Question

Solve the differentiation \[\dfrac{d\left( \sqrt{\dfrac{1-\sin (2x)}{1+\sin (2x)}} \right)}{dx}\]
A) \[{{\sec }^{2}}(x)\]
B) \[-{{\sec }^{2}}\left( \dfrac{\pi }{4}-x \right)\]
C) \[{{\sec }^{2}}\left( \dfrac{\pi }{4}+x \right)\]
D) \[{{\sec }^{2}}\left( \dfrac{\pi }{4}-x \right)\]

Answer 1

Hint: In this particular problem, first of all before differentiation we have to simplify the problems by using basic property of trigonometry identity that is \[{{\sin }^{2}}(x)+{{\cos }^{2}}(x)=1\]as well as half angular formula that is \[\sin (2x)=2\sin (x)\cos (x)\]and solve further then we have to differentiate with respect to x and get the answer.

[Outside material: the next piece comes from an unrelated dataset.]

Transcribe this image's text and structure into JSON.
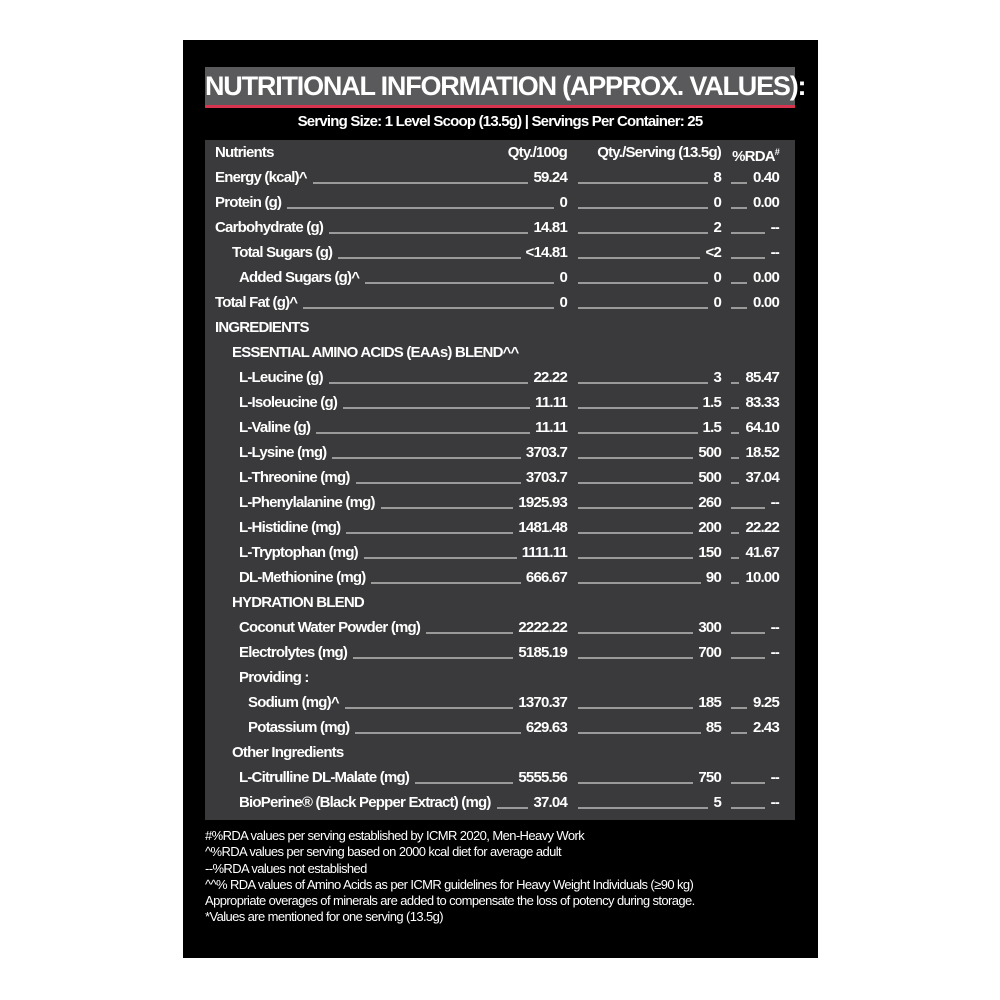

Complete step by step solution:
In this particular problem, the expression is given that is
\[y=\sqrt{\dfrac{1-\sin (2x)}{1+\sin (2x)}}\]
As you can see in this expression we have to simplify this expression by using trigonometry identities as well as half angle formula that is \[{{\sin }^{2}}(x)+{{\cos }^{2}}(x)=1\] and \[\sin (2x)=2\sin (x)\cos (x)\]substitute this formula in above expression we get:
\[y=\sqrt{\dfrac{{{\sin }^{2}}(x)+{{\cos }^{2}}(x)-2\sin (x)\cos (x)}{{{\sin }^{2}}(x)+{{\cos }^{2}}(x)+2\sin (x)\cos (x)}}\]
To simplify this further we have to basic property of mathematics that is in numerator of the above expression apply \[{{(a-b)}^{2}}={{a}^{2}}+{{b}^{2}}-2ab\] and in denominator of the above expression apply \[{{(a+b)}^{2}}={{a}^{2}}+{{b}^{2}}+2ab\]
After applying this we get:
\[y=\sqrt{\dfrac{{{(\sin (x)-\cos (x))}^{2}}}{{{(\sin (x)+\cos (x))}^{2}}}}\]
It can also be written as
\[y=\sqrt{\dfrac{{{(\cos (x)-\sin (x))}^{2}}}{{{(\cos (x)+\sin (x))}^{2}}}}\]
After simplifying this we get:
\[y=\dfrac{\cos (x)-\sin (x)}{\cos (x)+\sin (x)}\]
By divide \[\cos (x)\]on both sides on numerator and denominator we get:
\[y=\dfrac{\dfrac{\cos (x)-\sin (x)}{\cos (x)}}{\dfrac{\cos (x)+\sin (x)}{\cos (x)}}\]
By further simplifying we get:
\[y=\dfrac{1-\tan (x)}{1+\tan (x)}\]
As we know that \[\tan \left( \dfrac{\pi }{4} \right)=1\]and use this in above expression we get:
\[y=\dfrac{\tan \left( \dfrac{\pi }{4} \right)-\tan (x)}{1+\tan (x)\tan \left( \dfrac{\pi }{4} \right)}\]
If you observe this above equation you can notice that we can apply the formula of \[\tan (A-B)=\dfrac{\tan (A)-\tan (B)}{1+\tan (A)\tan (B)}\]
After applying this we get:
\[y=\tan \left( \dfrac{\pi }{4}-x \right)\]
Now, we have differentiate with respect to x and apply \[\dfrac{d\tan (x)}{dx}={{\sec }^{2}}(x)\] in above equation we get:
\[\dfrac{dy}{dx}=\left[ {{\sec }^{2}}\left( \dfrac{\pi }{4}-x \right) \right]\times \dfrac{d\left( \dfrac{\pi }{4}-x \right)}{dx}\]
After simplifying we get:
\[\dfrac{dy}{dx}=-{{\sec }^{2}}\left( \dfrac{\pi }{4}-x \right)\]
Therefore, the correct option is option (B).

Note:
In this type of problem always remember the formula of trigonometry as well as the formula of derivative correctly. It is always advisable that first you have to reduce the expression which is given in the question so that the problem will become easier to differentiate and also it can avoid silly mistakes because if you differentiate directly then it becomes lengthy as well as complicated and time consuming. So, the above solution is preferred for such types of problems.